萬幸沒有被蘇軍坦克兵們下意識開火擊斃,感覺自己雙腿有些止不住晃悠的穆勒少校,就這麼徑直走到了蘇軍坦克面前不到二十米的地方,在確信那些坦克里的蘇軍坦克兵們能夠清晰完整地看到自己的每一絲細節動作後,當即以毫不猶豫的動作拋出了自己手中象徵國防軍軍官榮耀身份的魯格手槍。
「我們沒有威脅並決定放下武器,請蘇軍的指揮官同志保證我和我麾下士兵們的生命安全,這是我唯一的投降請求!」
與剛剛被俘的奧古斯特博士有所不同的是,早在開戰前就已經預料到蘇德之間必有一戰的穆勒少校早在1940年時就做足了功課,學會俄語只是其自行設立的必修課程其中一環,只是穆勒少校萬萬沒有想到原本是為了接受蘇軍投降時派上用場的自學俄語,竟會在這種情況下救自己一命,這世間最荒唐和諷刺的事情大概也莫過於此了。
「該死,這個德國佬居然還會說我們的語言!」
比起伊烏什金的一臉驚詫,對此情況並不感到多麼意外的馬拉申科反倒顯得一臉盡在掌握之中。

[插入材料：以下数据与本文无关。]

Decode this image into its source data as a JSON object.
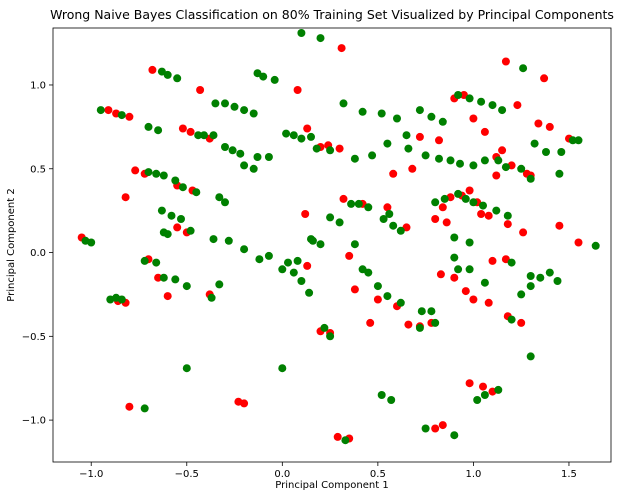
{
  "chart_data": {
    "type": "scatter",
    "title": "Wrong Naive Bayes Classification on 80% Training Set Visualized by Principal Components",
    "xlabel": "Principal Component 1",
    "ylabel": "Principal Component 2",
    "xlim": [
      -1.2,
      1.72
    ],
    "ylim": [
      -1.25,
      1.34
    ],
    "xticks": [
      -1.0,
      -0.5,
      0.0,
      0.5,
      1.0,
      1.5
    ],
    "xtick_labels": [
      "−1.0",
      "−0.5",
      "0.0",
      "0.5",
      "1.0",
      "1.5"
    ],
    "yticks": [
      -1.0,
      -0.5,
      0.0,
      0.5,
      1.0
    ],
    "ytick_labels": [
      "−1.0",
      "−0.5",
      "0.0",
      "0.5",
      "1.0"
    ],
    "grid": false,
    "colors": {
      "red": "#ff0000",
      "green": "#008000"
    },
    "series": [
      {
        "color": "red",
        "points": [
          [
            0.31,
            1.22
          ],
          [
            -0.68,
            1.09
          ],
          [
            0.08,
            0.97
          ],
          [
            -0.43,
            0.97
          ],
          [
            -0.91,
            0.85
          ],
          [
            -0.87,
            0.83
          ],
          [
            -0.8,
            0.81
          ],
          [
            -0.52,
            0.74
          ],
          [
            -0.48,
            0.72
          ],
          [
            -0.38,
            0.68
          ],
          [
            -0.77,
            0.49
          ],
          [
            -0.72,
            0.47
          ],
          [
            -0.55,
            0.4
          ],
          [
            -0.47,
            0.37
          ],
          [
            -0.82,
            0.33
          ],
          [
            -0.55,
            0.15
          ],
          [
            -0.5,
            0.12
          ],
          [
            -1.05,
            0.09
          ],
          [
            -0.86,
            -0.29
          ],
          [
            -0.82,
            -0.3
          ],
          [
            -0.7,
            -0.04
          ],
          [
            -0.6,
            -0.26
          ],
          [
            -0.38,
            -0.25
          ],
          [
            -0.65,
            -0.15
          ],
          [
            -0.8,
            -0.92
          ],
          [
            -0.23,
            -0.89
          ],
          [
            -0.2,
            -0.9
          ],
          [
            0.13,
            0.74
          ],
          [
            0.2,
            0.63
          ],
          [
            0.24,
            0.64
          ],
          [
            0.3,
            0.62
          ],
          [
            0.12,
            0.23
          ],
          [
            0.32,
            0.32
          ],
          [
            0.42,
            0.29
          ],
          [
            0.55,
            0.27
          ],
          [
            0.65,
            0.15
          ],
          [
            0.13,
            -0.08
          ],
          [
            0.35,
            -0.02
          ],
          [
            0.38,
            -0.22
          ],
          [
            0.5,
            -0.28
          ],
          [
            0.6,
            -0.32
          ],
          [
            0.66,
            -0.43
          ],
          [
            0.72,
            -0.44
          ],
          [
            0.78,
            -0.42
          ],
          [
            0.2,
            -0.47
          ],
          [
            0.25,
            -0.48
          ],
          [
            0.29,
            -1.1
          ],
          [
            0.35,
            -1.11
          ],
          [
            0.8,
            -1.05
          ],
          [
            0.84,
            -1.03
          ],
          [
            0.98,
            -0.78
          ],
          [
            1.05,
            -0.8
          ],
          [
            1.1,
            -0.83
          ],
          [
            0.9,
            0.92
          ],
          [
            0.95,
            0.94
          ],
          [
            1.0,
            0.8
          ],
          [
            1.06,
            0.72
          ],
          [
            1.17,
            1.14
          ],
          [
            1.23,
            0.88
          ],
          [
            1.37,
            1.04
          ],
          [
            1.34,
            0.77
          ],
          [
            1.4,
            0.75
          ],
          [
            1.15,
            0.61
          ],
          [
            1.12,
            0.57
          ],
          [
            1.2,
            0.52
          ],
          [
            1.28,
            0.47
          ],
          [
            1.3,
            0.46
          ],
          [
            1.12,
            0.46
          ],
          [
            0.94,
            0.34
          ],
          [
            0.98,
            0.37
          ],
          [
            1.02,
            0.3
          ],
          [
            0.88,
            0.33
          ],
          [
            0.84,
            0.27
          ],
          [
            0.8,
            0.2
          ],
          [
            0.86,
            0.18
          ],
          [
            1.08,
            0.22
          ],
          [
            1.18,
            0.17
          ],
          [
            1.26,
            0.12
          ],
          [
            1.1,
            -0.05
          ],
          [
            1.17,
            -0.04
          ],
          [
            0.83,
            -0.13
          ],
          [
            0.9,
            -0.15
          ],
          [
            0.96,
            -0.23
          ],
          [
            1.0,
            -0.28
          ],
          [
            1.08,
            -0.3
          ],
          [
            1.18,
            -0.38
          ],
          [
            1.25,
            -0.42
          ],
          [
            1.45,
            0.16
          ],
          [
            1.55,
            0.06
          ],
          [
            1.5,
            0.68
          ],
          [
            0.72,
            0.69
          ],
          [
            0.82,
            0.67
          ],
          [
            0.68,
            0.5
          ],
          [
            0.58,
            0.47
          ],
          [
            0.46,
            -0.42
          ],
          [
            1.04,
            0.23
          ]
        ]
      },
      {
        "color": "green",
        "points": [
          [
            0.1,
            1.31
          ],
          [
            0.2,
            1.28
          ],
          [
            -0.63,
            1.08
          ],
          [
            -0.6,
            1.06
          ],
          [
            -0.55,
            1.04
          ],
          [
            -0.13,
            1.07
          ],
          [
            -0.1,
            1.05
          ],
          [
            -0.04,
            1.03
          ],
          [
            -0.35,
            0.89
          ],
          [
            -0.3,
            0.89
          ],
          [
            -0.25,
            0.87
          ],
          [
            -0.2,
            0.85
          ],
          [
            -0.15,
            0.83
          ],
          [
            -0.41,
            0.7
          ],
          [
            -0.36,
            0.7
          ],
          [
            -0.44,
            0.7
          ],
          [
            -0.7,
            0.75
          ],
          [
            -0.65,
            0.73
          ],
          [
            -0.3,
            0.63
          ],
          [
            -0.26,
            0.61
          ],
          [
            -0.22,
            0.59
          ],
          [
            -0.13,
            0.57
          ],
          [
            -0.07,
            0.57
          ],
          [
            -0.2,
            0.52
          ],
          [
            -0.15,
            0.5
          ],
          [
            0.02,
            0.71
          ],
          [
            0.06,
            0.7
          ],
          [
            0.1,
            0.68
          ],
          [
            0.15,
            0.69
          ],
          [
            0.18,
            0.62
          ],
          [
            0.25,
            0.61
          ],
          [
            0.38,
            0.56
          ],
          [
            -0.7,
            0.48
          ],
          [
            -0.66,
            0.47
          ],
          [
            -0.62,
            0.46
          ],
          [
            -0.56,
            0.43
          ],
          [
            -0.52,
            0.39
          ],
          [
            -0.45,
            0.36
          ],
          [
            -0.33,
            0.33
          ],
          [
            -0.3,
            0.3
          ],
          [
            -0.63,
            0.25
          ],
          [
            -0.58,
            0.22
          ],
          [
            -0.53,
            0.2
          ],
          [
            -0.48,
            0.13
          ],
          [
            -0.36,
            0.08
          ],
          [
            -0.28,
            0.07
          ],
          [
            -0.2,
            0.02
          ],
          [
            -0.07,
            -0.02
          ],
          [
            0.0,
            -0.1
          ],
          [
            0.06,
            -0.12
          ],
          [
            0.03,
            -0.06
          ],
          [
            0.1,
            -0.17
          ],
          [
            0.15,
            0.08
          ],
          [
            0.16,
            0.07
          ],
          [
            0.2,
            0.05
          ],
          [
            0.25,
            0.21
          ],
          [
            0.3,
            0.18
          ],
          [
            0.36,
            0.29
          ],
          [
            0.4,
            0.29
          ],
          [
            0.45,
            0.27
          ],
          [
            0.53,
            0.2
          ],
          [
            0.56,
            0.23
          ],
          [
            0.58,
            0.16
          ],
          [
            0.62,
            0.13
          ],
          [
            0.8,
            0.3
          ],
          [
            0.85,
            0.32
          ],
          [
            0.92,
            0.35
          ],
          [
            0.96,
            0.32
          ],
          [
            1.0,
            0.3
          ],
          [
            1.05,
            0.28
          ],
          [
            1.12,
            0.25
          ],
          [
            1.18,
            0.22
          ],
          [
            0.75,
            0.58
          ],
          [
            0.82,
            0.56
          ],
          [
            0.88,
            0.55
          ],
          [
            0.93,
            0.53
          ],
          [
            1.0,
            0.52
          ],
          [
            1.06,
            0.55
          ],
          [
            1.13,
            0.55
          ],
          [
            1.17,
            0.51
          ],
          [
            1.25,
            0.5
          ],
          [
            1.3,
            0.44
          ],
          [
            0.72,
            0.85
          ],
          [
            0.78,
            0.81
          ],
          [
            0.84,
            0.78
          ],
          [
            0.92,
            0.94
          ],
          [
            0.98,
            0.92
          ],
          [
            1.04,
            0.9
          ],
          [
            1.1,
            0.88
          ],
          [
            1.15,
            0.85
          ],
          [
            1.26,
            1.1
          ],
          [
            1.32,
            0.65
          ],
          [
            1.52,
            0.67
          ],
          [
            1.55,
            0.67
          ],
          [
            1.64,
            0.04
          ],
          [
            1.4,
            -0.12
          ],
          [
            1.35,
            -0.15
          ],
          [
            1.3,
            -0.2
          ],
          [
            1.25,
            -0.25
          ],
          [
            1.3,
            -0.62
          ],
          [
            1.2,
            -0.4
          ],
          [
            1.06,
            -0.18
          ],
          [
            0.98,
            -0.1
          ],
          [
            0.9,
            -0.03
          ],
          [
            0.92,
            -0.1
          ],
          [
            0.52,
            0.83
          ],
          [
            0.42,
            0.84
          ],
          [
            0.32,
            0.89
          ],
          [
            0.6,
            0.8
          ],
          [
            0.65,
            0.7
          ],
          [
            0.55,
            0.65
          ],
          [
            0.47,
            0.58
          ],
          [
            0.38,
            0.05
          ],
          [
            0.42,
            -0.1
          ],
          [
            0.45,
            -0.12
          ],
          [
            0.5,
            -0.2
          ],
          [
            0.55,
            -0.26
          ],
          [
            0.62,
            -0.3
          ],
          [
            0.73,
            -0.35
          ],
          [
            0.78,
            -0.35
          ],
          [
            0.8,
            -0.42
          ],
          [
            0.72,
            -0.45
          ],
          [
            0.52,
            -0.85
          ],
          [
            0.57,
            -0.88
          ],
          [
            0.75,
            -1.05
          ],
          [
            0.9,
            -1.09
          ],
          [
            0.22,
            -0.45
          ],
          [
            0.25,
            -0.5
          ],
          [
            0.33,
            -1.12
          ],
          [
            1.02,
            -0.88
          ],
          [
            1.06,
            -0.85
          ],
          [
            1.13,
            -0.82
          ],
          [
            -0.72,
            -0.93
          ],
          [
            -0.5,
            -0.69
          ],
          [
            0.0,
            -0.69
          ],
          [
            -0.9,
            -0.28
          ],
          [
            -0.87,
            -0.27
          ],
          [
            -0.84,
            -0.28
          ],
          [
            -0.72,
            -0.05
          ],
          [
            -0.66,
            -0.06
          ],
          [
            -0.62,
            -0.15
          ],
          [
            -0.56,
            -0.16
          ],
          [
            -0.5,
            -0.2
          ],
          [
            -0.37,
            -0.27
          ],
          [
            -0.33,
            -0.19
          ],
          [
            -0.62,
            0.12
          ],
          [
            -0.6,
            0.11
          ],
          [
            -1.03,
            0.07
          ],
          [
            -1.0,
            0.06
          ],
          [
            -0.95,
            0.85
          ],
          [
            -0.84,
            0.82
          ],
          [
            -0.12,
            -0.04
          ],
          [
            0.08,
            -0.05
          ],
          [
            0.14,
            -0.24
          ],
          [
            1.2,
            -0.06
          ],
          [
            1.3,
            -0.14
          ],
          [
            1.44,
            -0.17
          ],
          [
            1.46,
            0.6
          ],
          [
            1.38,
            0.6
          ],
          [
            1.45,
            0.47
          ],
          [
            0.66,
            0.62
          ],
          [
            0.9,
            0.09
          ],
          [
            0.98,
            0.06
          ]
        ]
      }
    ]
  }
}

「拉夫里,帶幾個車組下車去繳了這些德國佬的械,記得讓其他車組盯好他們的動作。」
一陣短暫的無線電靜默之後,從送話器另一頭傳來的回音同樣顯得異常輕鬆。
「放心吧,我知道該怎麼做。」
兩分鐘後,當已經離開了自己座車的馬拉申科手持著索米衝鋒鎗來到穆勒少校的面前時,這位已經沒有了絲毫抵抗意志的國防軍少校正垂頭喪氣地面對著馬拉申科。
「把頭抬起來啊,剛才你不是還在叫我同志嗎?少校先生。」
有心想要辯解自己只是想套近乎防止被殺但卻又覺得眼下說這些毫無意義,一言不發中又是沉默了十幾秒的穆勒少校直到馬拉申科等的有些不耐煩時才抬起頭來。
「我...我沒有什麼好說的,但是還請您能遵守諾言保證我和我麾下已經投降士兵們的生命安全。」
被穆勒少校這麼冷不丁脫口而出的無厘頭話語給逗樂,有心想要嚇嚇這個德軍少校的馬拉申科隨即擺出了稍顯冰冷的表情略微調侃地問道。
「我什麼時候答應過要保證你們的生命安全了?這算什麼承諾?我只是接受了你們的投降,僅此而已。」
聞言後當即大驚失色的穆勒少校以極度震驚的眼神直視著面前的馬拉申科,那滿載在機匣之下的圓盤型索米衝鋒鎗彈鼓正在太陽的照射下閃爍著熠熠寒光。